New York Post July 11, 1999 • Edward Lauer's little boy is long buried, his wife remarried, his happiness a distant memory.
He can never get them back. But the bumbling government that ruined his life can be made to pay.
Last week, a state appeals court ruled that the 51-year-old subway motorman from Queens has the right to sue the city for hounding him as the main suspect in his son's death – hounding him for almost two years after police should have been told the boy had died of natural causes.
His $60 million suit will go forward. But money cannot make up for what happened to him.
Lauer and his wife, Lisa, brought their 3-year-old son, Andrew, to St. John's Queens Hospital on Aug. 6, 1993, because the boy was suffering from dry heaves and nausea.
The doctors decided the boy was going to be fine and sent him home, Edward Lauer said in a court petition filed with his suit.
“The following day, Aug. 7, 1993, my wife and I awoke to find little Andrew in my bedroom unresponsive,” Lauer said.
“To our horror, our only son, Andrew James Lauer, had died.”
The medical examiner performed an autopsy the next day and issued a death certificate listing as the immediate cause of death “blunt injuries of neck and brain” – homicide.
The police were notified. They spent 12 hours interrogating Edward Lauer while he grieved over his lost child.
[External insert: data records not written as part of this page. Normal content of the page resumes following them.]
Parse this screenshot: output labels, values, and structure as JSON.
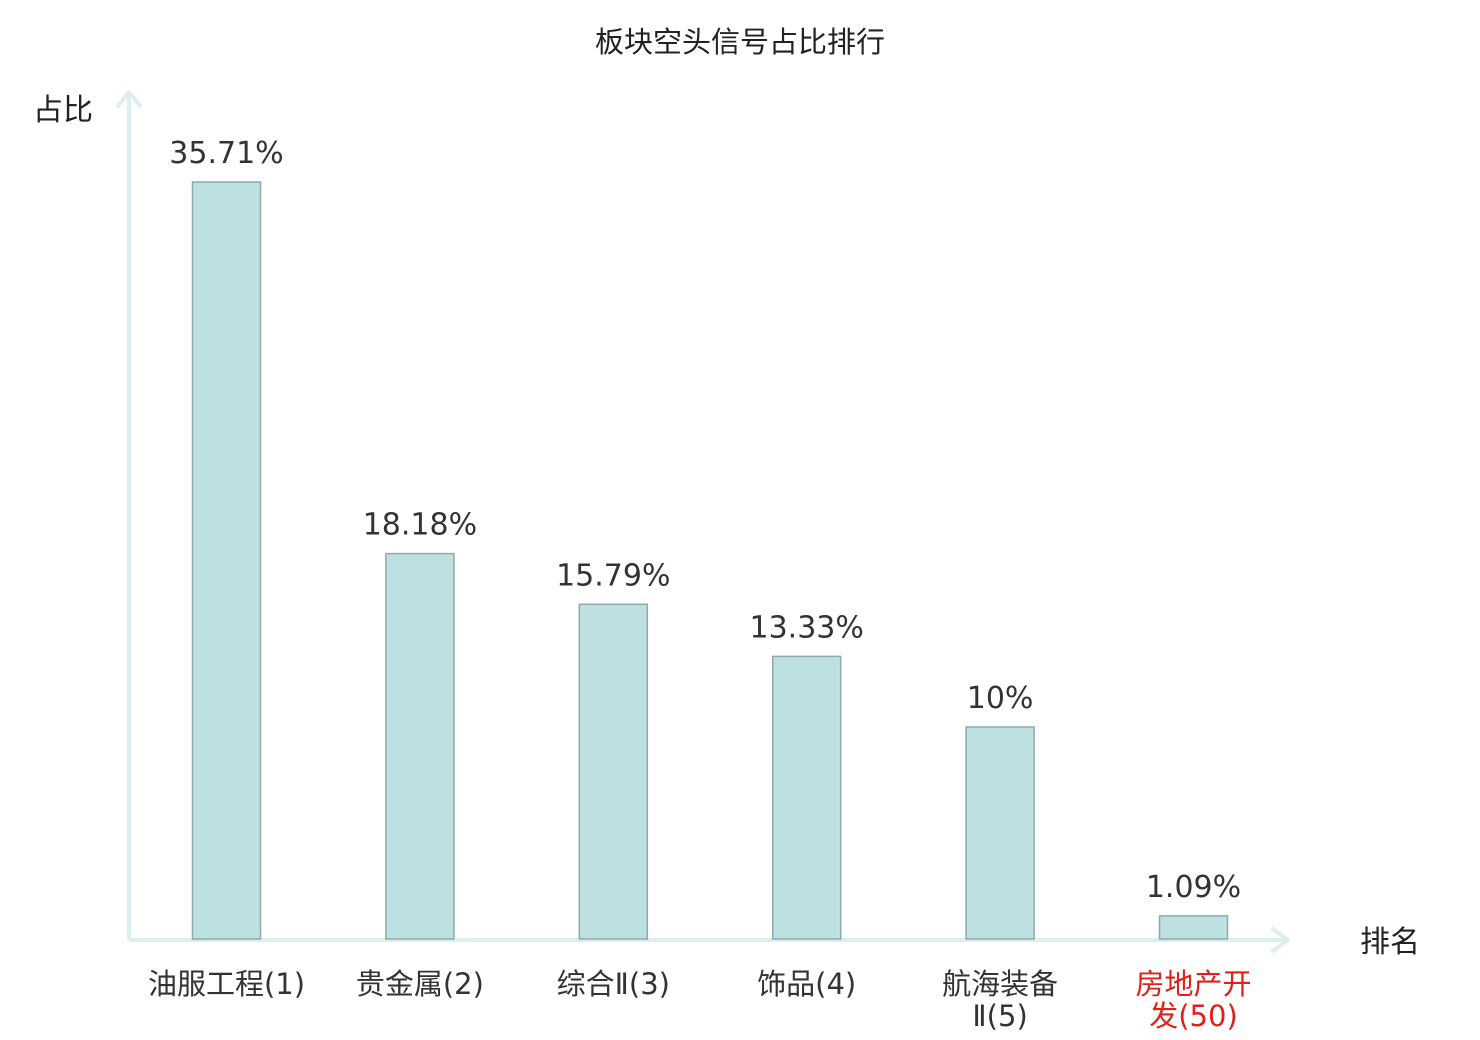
{
  "chart_data": {
    "type": "bar",
    "title": "板块空头信号占比排行",
    "ylabel": "占比",
    "xlabel": "排名",
    "ylim": [
      0,
      40
    ],
    "categories": [
      [
        "油服工程(1)"
      ],
      [
        "贵金属(2)"
      ],
      [
        "综合Ⅱ(3)"
      ],
      [
        "饰品(4)"
      ],
      [
        "航海装备",
        "Ⅱ(5)"
      ],
      [
        "房地产开",
        "发(50)"
      ]
    ],
    "values": [
      35.71,
      18.18,
      15.79,
      13.33,
      10,
      1.09
    ],
    "value_labels": [
      "35.71%",
      "18.18%",
      "15.79%",
      "13.33%",
      "10%",
      "1.09%"
    ],
    "highlight_index": 5,
    "grid": false,
    "colors": {
      "bar_fill": "#bde0e3",
      "bar_stroke": "#8fa9ab",
      "axis": "#dcefee",
      "highlight_text": "#e0201a",
      "text": "#333333"
    }
  }
}
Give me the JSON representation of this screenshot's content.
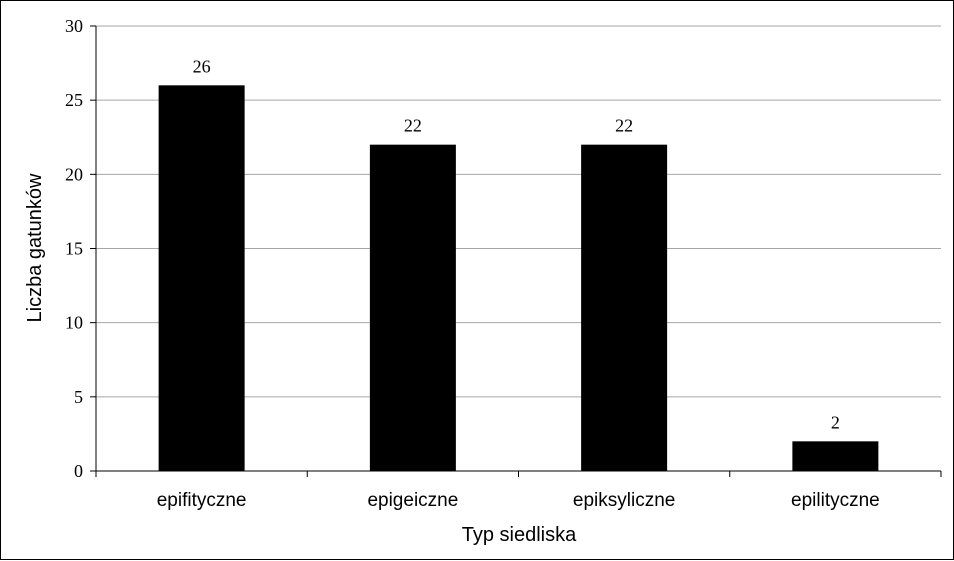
{
  "chart_data": {
    "type": "bar",
    "categories": [
      "epifityczne",
      "epigeiczne",
      "epiksyliczne",
      "epilityczne"
    ],
    "values": [
      26,
      22,
      22,
      2
    ],
    "data_labels": [
      "26",
      "22",
      "22",
      "2"
    ],
    "title": "",
    "xlabel": "Typ siedliska",
    "ylabel": "Liczba gatunków",
    "ylim": [
      0,
      30
    ],
    "yticks": [
      0,
      5,
      10,
      15,
      20,
      25,
      30
    ],
    "grid": true,
    "legend": "none",
    "bar_color": "#000000",
    "grid_color": "#a6a6a6"
  }
}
They went to his son's funeral.
“Detectives … obviously attempting to force loved ones to turn against me, appeared at the funeral home and stood at my son's bier informing members of my family and friends that I had murdered my little boy,” Lauer said.
His hell deepened
People in his Maspeth neighborhood shouted at him, spat at him, and called him a baby-killer, said Lauer's lawyer, Peter Johnson Jr., of the firm Leahey and Johnson.
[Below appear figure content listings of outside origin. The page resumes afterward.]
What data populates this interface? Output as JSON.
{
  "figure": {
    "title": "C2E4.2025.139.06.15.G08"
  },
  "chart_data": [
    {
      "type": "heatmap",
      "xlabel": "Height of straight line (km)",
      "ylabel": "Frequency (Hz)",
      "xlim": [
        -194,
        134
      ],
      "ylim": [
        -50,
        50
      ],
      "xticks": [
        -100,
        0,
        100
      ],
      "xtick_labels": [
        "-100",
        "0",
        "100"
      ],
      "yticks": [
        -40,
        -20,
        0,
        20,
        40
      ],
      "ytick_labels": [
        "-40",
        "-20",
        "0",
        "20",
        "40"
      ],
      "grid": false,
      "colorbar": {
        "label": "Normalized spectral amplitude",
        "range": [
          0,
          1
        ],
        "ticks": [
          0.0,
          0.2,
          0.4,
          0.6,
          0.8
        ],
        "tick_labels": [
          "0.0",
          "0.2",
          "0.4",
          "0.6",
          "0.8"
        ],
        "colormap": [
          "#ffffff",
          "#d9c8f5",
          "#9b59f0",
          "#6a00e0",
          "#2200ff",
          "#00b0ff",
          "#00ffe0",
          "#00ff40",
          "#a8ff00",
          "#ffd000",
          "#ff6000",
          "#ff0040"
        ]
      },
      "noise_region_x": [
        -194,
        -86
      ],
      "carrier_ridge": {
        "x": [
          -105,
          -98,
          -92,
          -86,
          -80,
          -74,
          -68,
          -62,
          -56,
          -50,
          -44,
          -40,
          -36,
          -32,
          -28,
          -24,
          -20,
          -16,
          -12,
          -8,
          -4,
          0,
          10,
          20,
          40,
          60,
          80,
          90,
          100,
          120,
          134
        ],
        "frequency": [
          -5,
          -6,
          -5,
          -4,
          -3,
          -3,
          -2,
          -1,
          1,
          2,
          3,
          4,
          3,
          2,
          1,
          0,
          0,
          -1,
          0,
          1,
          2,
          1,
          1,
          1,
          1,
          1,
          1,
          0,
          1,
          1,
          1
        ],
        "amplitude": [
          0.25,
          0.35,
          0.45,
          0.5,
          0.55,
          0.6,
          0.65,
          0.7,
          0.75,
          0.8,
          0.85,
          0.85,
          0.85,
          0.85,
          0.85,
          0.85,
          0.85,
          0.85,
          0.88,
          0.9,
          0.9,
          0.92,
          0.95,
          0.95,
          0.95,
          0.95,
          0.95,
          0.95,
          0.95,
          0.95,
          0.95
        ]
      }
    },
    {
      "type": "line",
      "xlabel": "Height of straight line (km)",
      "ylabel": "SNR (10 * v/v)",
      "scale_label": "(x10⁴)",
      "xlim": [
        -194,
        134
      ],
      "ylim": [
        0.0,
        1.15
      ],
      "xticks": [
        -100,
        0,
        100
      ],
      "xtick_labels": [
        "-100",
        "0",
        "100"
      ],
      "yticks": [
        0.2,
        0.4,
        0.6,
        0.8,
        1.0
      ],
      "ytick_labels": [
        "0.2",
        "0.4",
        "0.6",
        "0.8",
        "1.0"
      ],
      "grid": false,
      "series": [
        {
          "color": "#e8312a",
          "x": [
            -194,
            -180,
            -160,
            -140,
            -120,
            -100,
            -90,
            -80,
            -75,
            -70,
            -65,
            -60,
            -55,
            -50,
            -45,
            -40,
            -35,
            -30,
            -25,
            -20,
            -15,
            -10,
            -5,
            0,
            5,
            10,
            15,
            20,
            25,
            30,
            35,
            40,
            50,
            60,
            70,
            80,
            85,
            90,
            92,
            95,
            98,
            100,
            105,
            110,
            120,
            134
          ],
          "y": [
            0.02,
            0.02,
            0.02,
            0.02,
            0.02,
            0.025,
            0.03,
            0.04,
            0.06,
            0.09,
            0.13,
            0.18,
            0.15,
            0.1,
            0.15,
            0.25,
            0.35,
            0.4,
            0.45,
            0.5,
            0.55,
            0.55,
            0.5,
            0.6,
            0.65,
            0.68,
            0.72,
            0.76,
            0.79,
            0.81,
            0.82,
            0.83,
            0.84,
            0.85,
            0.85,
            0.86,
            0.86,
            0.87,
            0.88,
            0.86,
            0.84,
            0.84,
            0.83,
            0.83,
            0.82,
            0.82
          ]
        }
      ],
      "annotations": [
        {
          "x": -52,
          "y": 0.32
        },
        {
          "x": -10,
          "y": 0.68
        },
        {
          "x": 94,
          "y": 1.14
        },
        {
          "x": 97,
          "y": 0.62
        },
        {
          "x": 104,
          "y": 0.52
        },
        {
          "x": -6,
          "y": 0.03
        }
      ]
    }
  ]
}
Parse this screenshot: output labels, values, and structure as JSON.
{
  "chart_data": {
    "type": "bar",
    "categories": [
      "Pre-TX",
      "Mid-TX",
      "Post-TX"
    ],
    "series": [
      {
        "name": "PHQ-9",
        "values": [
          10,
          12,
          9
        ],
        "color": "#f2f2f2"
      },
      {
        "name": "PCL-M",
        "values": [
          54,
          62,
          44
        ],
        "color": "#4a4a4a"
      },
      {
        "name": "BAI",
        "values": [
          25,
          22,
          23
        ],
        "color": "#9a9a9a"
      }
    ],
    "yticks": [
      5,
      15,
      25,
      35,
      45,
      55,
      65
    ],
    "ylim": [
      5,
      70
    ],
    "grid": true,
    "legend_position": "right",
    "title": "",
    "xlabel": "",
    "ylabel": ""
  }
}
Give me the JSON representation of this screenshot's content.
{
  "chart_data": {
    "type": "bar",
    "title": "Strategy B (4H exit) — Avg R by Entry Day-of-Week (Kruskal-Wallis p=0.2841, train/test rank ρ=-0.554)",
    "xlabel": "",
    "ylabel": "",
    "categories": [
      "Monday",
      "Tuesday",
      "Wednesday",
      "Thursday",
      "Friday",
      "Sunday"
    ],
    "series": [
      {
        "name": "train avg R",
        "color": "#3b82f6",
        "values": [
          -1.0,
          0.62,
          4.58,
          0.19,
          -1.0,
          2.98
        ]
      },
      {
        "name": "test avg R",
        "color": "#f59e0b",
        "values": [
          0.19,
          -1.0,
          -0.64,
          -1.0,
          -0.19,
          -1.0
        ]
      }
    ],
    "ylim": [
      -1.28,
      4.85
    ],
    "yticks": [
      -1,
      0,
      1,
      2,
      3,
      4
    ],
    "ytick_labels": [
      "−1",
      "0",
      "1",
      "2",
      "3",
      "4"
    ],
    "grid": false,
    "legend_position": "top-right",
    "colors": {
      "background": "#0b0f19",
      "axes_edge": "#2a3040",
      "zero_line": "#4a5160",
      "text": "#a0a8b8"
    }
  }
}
Lisa Lauer, relentlessly peppered by cops for more information about her husband, began believing the worst.
Their marriage, strained by finding Andrew's lifeless little body in their bedroom, finally broke. They divorced.
Both moved away. Edward was still a suspect.
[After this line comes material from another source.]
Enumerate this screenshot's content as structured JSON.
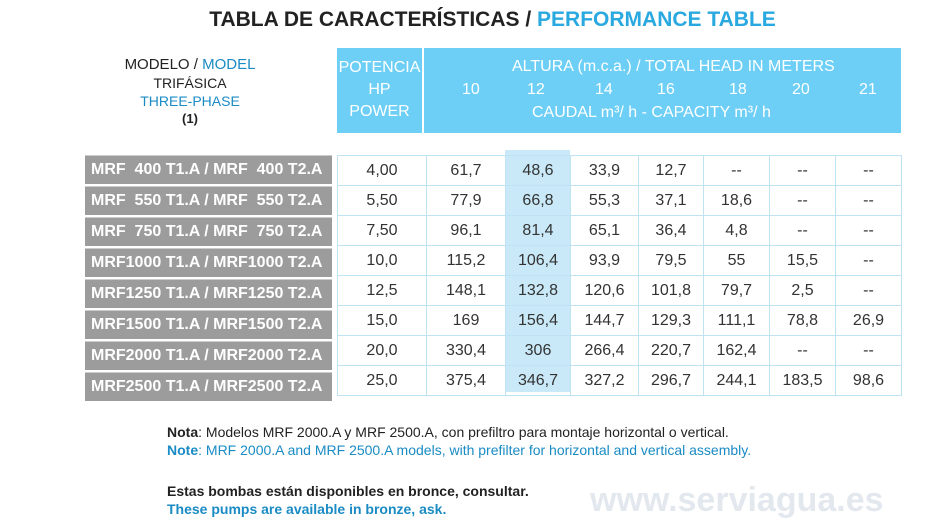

No one told him or the cops that a month after Andrew Lauer's death in 1993 Medical Examiner Dr. Eddy Lilavois performed a more thorough autopsy and determined that Andrew had died of a brain aneurysm.
“Manner of Death: Natural,” reads the conclusion of Lilavois' amended report.
It wasn't until the spring of 1995 that the medical examiner's office admitted it had made a horrible mistake. Lilavois resigned.
When the police found out there was no homicide, the investigation was halted – but the damage had already been done.
Edward Lauer decided to sue the city.
The city argued that it was not liable for the mistake, that the government cannot be sued for failing to perform a function that is discretionary.
The same law holds that a crime victim does not have the right to sue the city for not stationing enough cops on the corner where the crime occurred.
“This is a very tragic set of circumstances that the city deeply regrets,” city lawyer Julian Kalkstein said. “But the city believes that the law does not provide Mr. Lauer a remedy.”
In a 3-2 decision published last week, judges in the state Appellate Division disagreed, ruling that Lauer can pursue his case against the city, a decision that Kalkstein says the city may appeal.
Johnson said that if the city doesn't reach an out-of-court settlement with Lauer for the emotional distress he suffered, it could be three years before the case is decided.
Lisa, now 32, has remarried. She lives in New Jersey with her new husband. And the new baby boy she gave birth to a year ago.